What is also alarming to many legal observers is not only the lack of civil or criminal accountability in Oregon, but the impact this will have on residents of other jurisdictions where assisting a suicide is legal.
The Lawsuit and Settlement Agreement
In October 2021, a federal lawsuit was filed by Compassion and Choices on behalf of Dr. Nicholas Gideonse. [iv] Dr. Gideonse is a Portland, Oregon physician who sought to assist in the deaths of patients in Washington State, but could not do so since he was not licensed in the state. The lawsuit claimed that the Oregon assisted suicide law residency requirement is unconstitutional.
Rather than defend its longtime law in court, the state of Oregon instead entered into a very broad settlement agreement which completely removed the residency requirement.[v]
The settlement instructed the Oregon legislature to revisit the language in the law during its next session. While, presumably, the legislature could reassert the residency requirement, it is unlikely to do so, and it would mean further court battles if it did.
The Aftermath: Phase 1
The first phase of the aftermath relates to what can now happen immediately due to Oregon dropping their residency requirement.

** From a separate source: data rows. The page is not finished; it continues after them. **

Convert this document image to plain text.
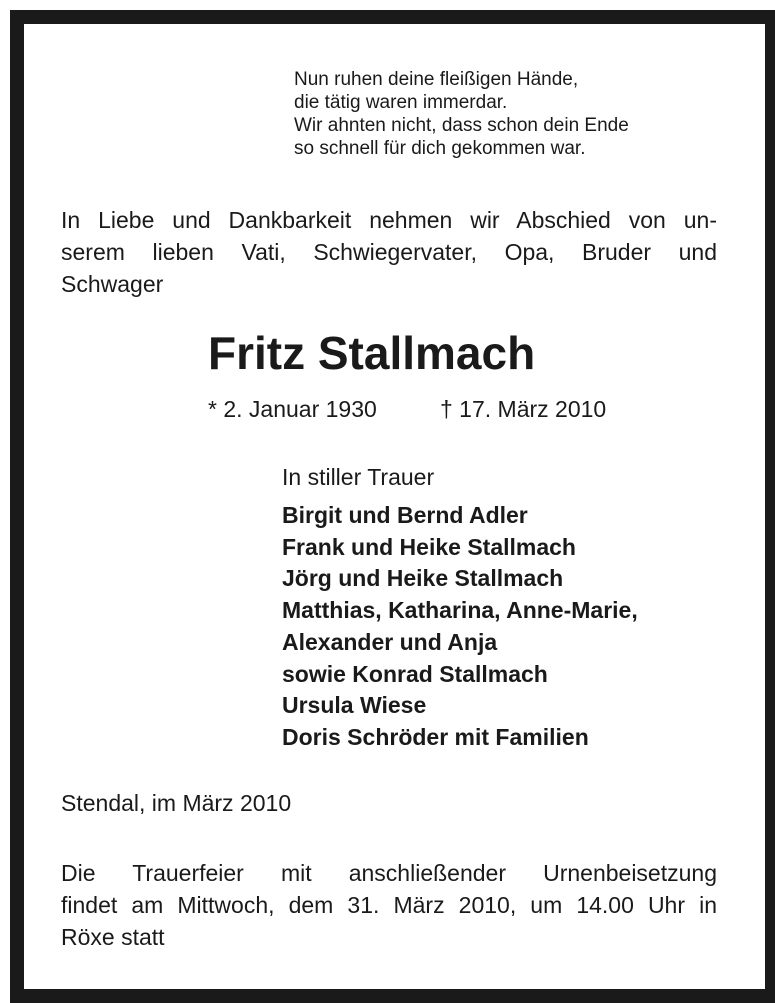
Nun ruhen deine fleißigen Hände,
die tätig waren immerdar.
Wir ahnten nicht, dass schon dein Ende
so schnell für dich gekommen war.
In Liebe und Dankbarkeit nehmen wir Abschied von un-
serem lieben Vati, Schwiegervater, Opa, Bruder und
Schwager
Fritz Stallmach
* 2. Januar 1930	† 17. März 2010
In stiller Trauer
Birgit und Bernd Adler
Frank und Heike Stallmach
Jörg und Heike Stallmach
Matthias, Katharina, Anne-Marie,
Alexander und Anja
sowie Konrad Stallmach
Ursula Wiese
Doris Schröder mit Familien
Stendal, im März 2010
Die Trauerfeier mit anschließender Urnenbeisetzung
findet am Mittwoch, dem 31. März 2010, um 14.00 Uhr in
Röxe statt
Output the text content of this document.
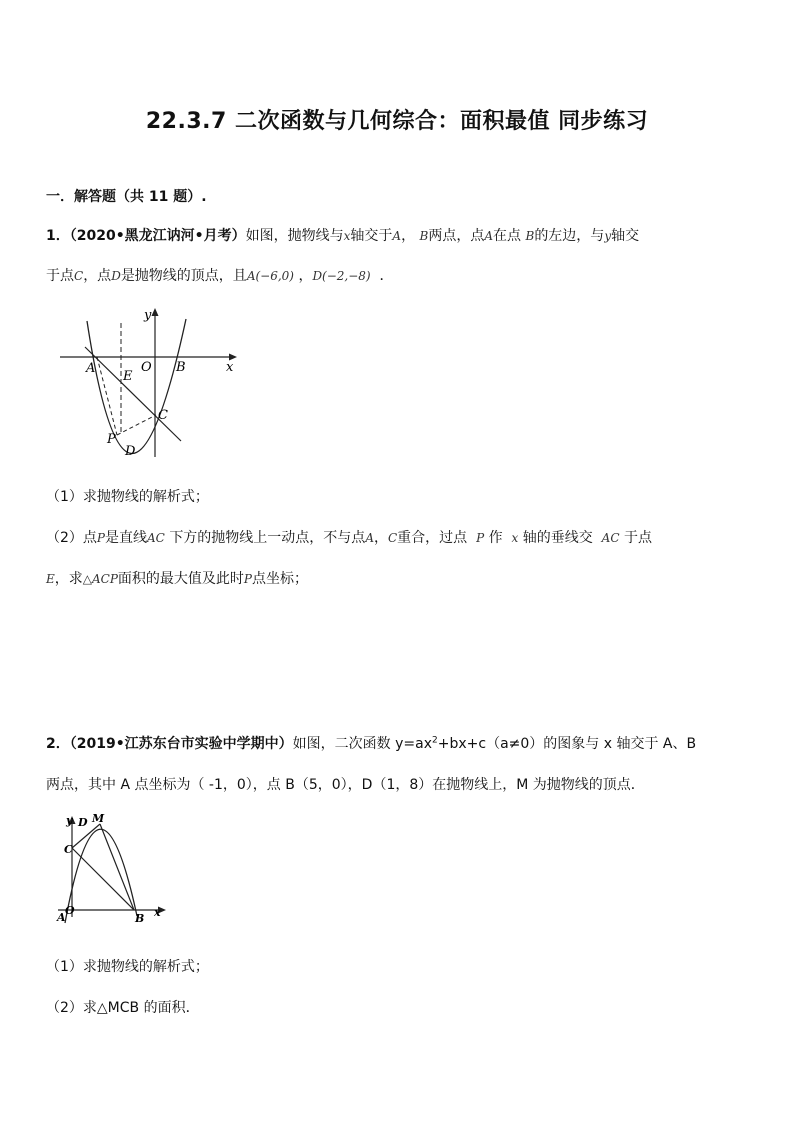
22.3.7 二次函数与几何综合：面积最值 同步练习
一．解答题（共 11 题）.
1．（2020•黑龙江讷河•月考）如图，抛物线与x轴交于A， B两点，点A在点 B的左边，与y轴交
于点C，点D是抛物线的顶点，且A(−6,0) ，D(−2,−8) ．
y
x
A
E
O B
C
P
D
（1）求抛物线的解析式；
（2）点P是直线AC 下方的抛物线上一动点，不与点A，C重合，过点 P 作 x 轴的垂线交 AC 于点
E，求△ACP面积的最大值及此时P点坐标；
2．（2019•江苏东台市实验中学期中）如图，二次函数 $y=ax^2+bx+c(a\ne 0)$的图象与 x 轴交于 A、B
两点，其中 A 点坐标为（ -1，0），点 B（5，0），D（1，8）在抛物线上，M 为抛物线的顶点．
y D M
C
O
A	B x
（1）求抛物线的解析式；
（2）求△MCB 的面积．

In April, 2022 Compassion and Choices published a legal guide titled “Medical Aid in Dying in Oregon for persons residing outside of Oregon: What friends and family need to know,”[vi] meant to instruct Oregon physicians about how they can start prescribing lethal doses of medications to patients who have traveled from out of state to end their lives. In addition, they give guidance to patients who get prescriptions from Oregon physician and ingest them in their home state.
The document boldly proclaims that, “As a result of this settlement, medical practitioners in Oregon may assist non-Oregon residents in obtaining medical aid-in-dying services without fear of civil or criminal repercussions from medical authorities.”[vii]
However, as the document goes on to say, and outside observers note, the situation is more nuanced. Generally speaking, people seeking to end their lives will fall into three categories. The first includes non-residents of Oregon, who travel there, qualify under the scant requirements, and ingest the lethal medications in Oregon. The second category includes those who are residents of the eight other states (plus Washington D.C.) where the practice is legal, who would receive the lethal drugs in Oregon and take them back to their state to use them to die. The third category includes residents of states where assisted suicide is illegal who would take the drugs in their own state and ingest them there.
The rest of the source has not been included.